No obstante, éste es un debate estéril, ¿qué importancia tiene que la mujer sea virtuosa o no a la hora de denunciar un abuso sexual? Lo que hay que desentrañar —y para eso están los jueces— es si miente. Lo demás es un asunto externo a la reivindicación. El que se pongan ejemplos como el de Asia Argento, una de las cabezas visibles del movimiento #MeToo, voz clave contra Weinstein, acusada de abusar de un menor de diecisiete años, es llamativo, contradictorio y potente, pero en términos estadísticos es irrelevante. Cuando, en el contexto de la Segunda República, Victoria Kent esgrimía —como razones para aplazar el sufragio femenino— que el voto femenino no iba a beneficiar a la República, Clara Campoamor lo defendió como un derecho per se, independientemente del giro político que pudiera derivarse de la inclusión.

Es cierto que Maldonado salpica su ensayo de frases como: «Es evidente, con los datos en la mano, que la peligrosidad del hombre es mayor que la peligrosidad de la mujer: para la mujer tanto como para los demás hombres», o «El feminismo ha identificado ahí su tarea histórica: liberar a la mujer de la opresión patriarcal, rastreando su origen histórico y desvelando los que la hacen posible. Entre ellos se contarían obviedades como la prohibición del sufragio femenino, pero también sutilezas como la costumbre de dejar pasar primero a una mujer al interior de un establecimiento». Lo que Maldonado llama obviedades podrían ser las argumentaciones de peso, las zonas grises serían esos otros aspectos más laterales, no compartidos por todo el feminismo y que, en cierto modo, aportan cierta frivolidad a un movimiento cuyas motivaciones son de hondo calado.

¿Se puede sacar a la luz el peso del machismo sin que nadie se vea afectado injustamente? ¿Sin que salpique en forma de cuestionamiento a sujetos mediáticos sobre los que hay dudas razonables? El victimismo del que se culpa a cierto feminismo, ¿no ha hecho campo de cultivo también en hombres que se sienten heridos por una nueva mirada que cuestiona ciertos patrones de conducta sexual por los que no estaban acostumbrados a verse cuestionados?

Maldonado aboga por la concienzuda exploración más que por la adscripción tribal. Aunque matizar, a veces, también supone una manera de disentir disfrazada de independiente equidistancia. Es un «no digo que esto esté mal, pero…», y en el «pero» está el contenido. ¿Crítica legítima? Por supuesto, aunque diría que discretamente disfrazada.

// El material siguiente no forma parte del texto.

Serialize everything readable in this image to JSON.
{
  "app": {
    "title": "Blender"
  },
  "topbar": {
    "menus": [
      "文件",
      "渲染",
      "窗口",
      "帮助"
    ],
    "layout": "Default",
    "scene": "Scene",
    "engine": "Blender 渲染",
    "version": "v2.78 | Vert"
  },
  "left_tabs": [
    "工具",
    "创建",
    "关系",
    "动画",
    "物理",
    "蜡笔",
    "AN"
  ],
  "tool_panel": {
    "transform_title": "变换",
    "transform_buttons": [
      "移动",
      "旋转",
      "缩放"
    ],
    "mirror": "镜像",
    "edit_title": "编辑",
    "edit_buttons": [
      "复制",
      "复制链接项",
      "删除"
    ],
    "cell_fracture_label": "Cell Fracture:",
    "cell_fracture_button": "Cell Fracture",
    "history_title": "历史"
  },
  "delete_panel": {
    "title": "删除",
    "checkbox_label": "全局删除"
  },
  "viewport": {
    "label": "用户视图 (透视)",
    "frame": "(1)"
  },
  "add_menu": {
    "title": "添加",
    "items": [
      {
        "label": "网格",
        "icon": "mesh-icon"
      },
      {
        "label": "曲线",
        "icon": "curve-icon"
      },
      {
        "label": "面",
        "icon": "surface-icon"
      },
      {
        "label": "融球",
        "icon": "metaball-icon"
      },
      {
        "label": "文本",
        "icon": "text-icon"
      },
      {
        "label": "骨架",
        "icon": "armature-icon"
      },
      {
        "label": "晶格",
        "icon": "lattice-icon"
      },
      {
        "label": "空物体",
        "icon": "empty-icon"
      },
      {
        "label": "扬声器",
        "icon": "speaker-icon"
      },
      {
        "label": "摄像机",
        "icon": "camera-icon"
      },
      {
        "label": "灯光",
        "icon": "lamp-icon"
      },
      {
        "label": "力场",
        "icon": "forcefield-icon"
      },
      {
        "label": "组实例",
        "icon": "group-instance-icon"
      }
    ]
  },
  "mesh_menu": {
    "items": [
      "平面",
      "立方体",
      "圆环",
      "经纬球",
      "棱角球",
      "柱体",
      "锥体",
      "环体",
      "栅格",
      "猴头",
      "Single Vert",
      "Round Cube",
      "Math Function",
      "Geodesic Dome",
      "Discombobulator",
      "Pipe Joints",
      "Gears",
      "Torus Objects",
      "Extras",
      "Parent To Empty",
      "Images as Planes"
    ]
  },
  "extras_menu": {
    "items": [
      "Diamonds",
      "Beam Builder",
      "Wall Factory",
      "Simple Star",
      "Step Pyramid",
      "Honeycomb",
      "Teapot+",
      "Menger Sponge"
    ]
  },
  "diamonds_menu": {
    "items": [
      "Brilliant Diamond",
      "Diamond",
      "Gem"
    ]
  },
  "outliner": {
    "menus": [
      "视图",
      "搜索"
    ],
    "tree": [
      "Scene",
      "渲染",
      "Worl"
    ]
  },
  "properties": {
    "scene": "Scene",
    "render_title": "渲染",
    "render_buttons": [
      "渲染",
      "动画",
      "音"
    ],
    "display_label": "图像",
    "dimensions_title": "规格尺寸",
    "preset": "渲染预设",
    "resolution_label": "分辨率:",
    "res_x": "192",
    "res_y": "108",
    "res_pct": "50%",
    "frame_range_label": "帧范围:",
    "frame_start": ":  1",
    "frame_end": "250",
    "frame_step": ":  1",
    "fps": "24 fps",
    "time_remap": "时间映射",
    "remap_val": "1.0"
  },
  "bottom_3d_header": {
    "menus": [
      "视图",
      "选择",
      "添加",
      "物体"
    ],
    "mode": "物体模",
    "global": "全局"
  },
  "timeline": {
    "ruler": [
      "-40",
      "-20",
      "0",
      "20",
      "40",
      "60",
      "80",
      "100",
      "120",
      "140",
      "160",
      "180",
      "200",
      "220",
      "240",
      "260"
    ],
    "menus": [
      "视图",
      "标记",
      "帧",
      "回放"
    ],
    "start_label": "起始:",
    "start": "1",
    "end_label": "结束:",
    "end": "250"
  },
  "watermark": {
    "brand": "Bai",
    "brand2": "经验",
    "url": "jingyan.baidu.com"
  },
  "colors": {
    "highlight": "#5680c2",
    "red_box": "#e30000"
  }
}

Andrés Neuman definía el feminismo como la liberación de ambos sexos en nombre de la mujer. Pero no todos los hombres perciben el feminismo como liberador o no en todos sus aspectos. Y en ese terreno es donde Maldonado se adentra, en valorar aquellos aspectos susceptibles de ser reformulados, pensados, sometidos a debate con el fin de propiciar una reflexión crítica: «¿De qué manera pueden reorganizarse esas relaciones de un modo que sea satisfactorio para ambos sexos?».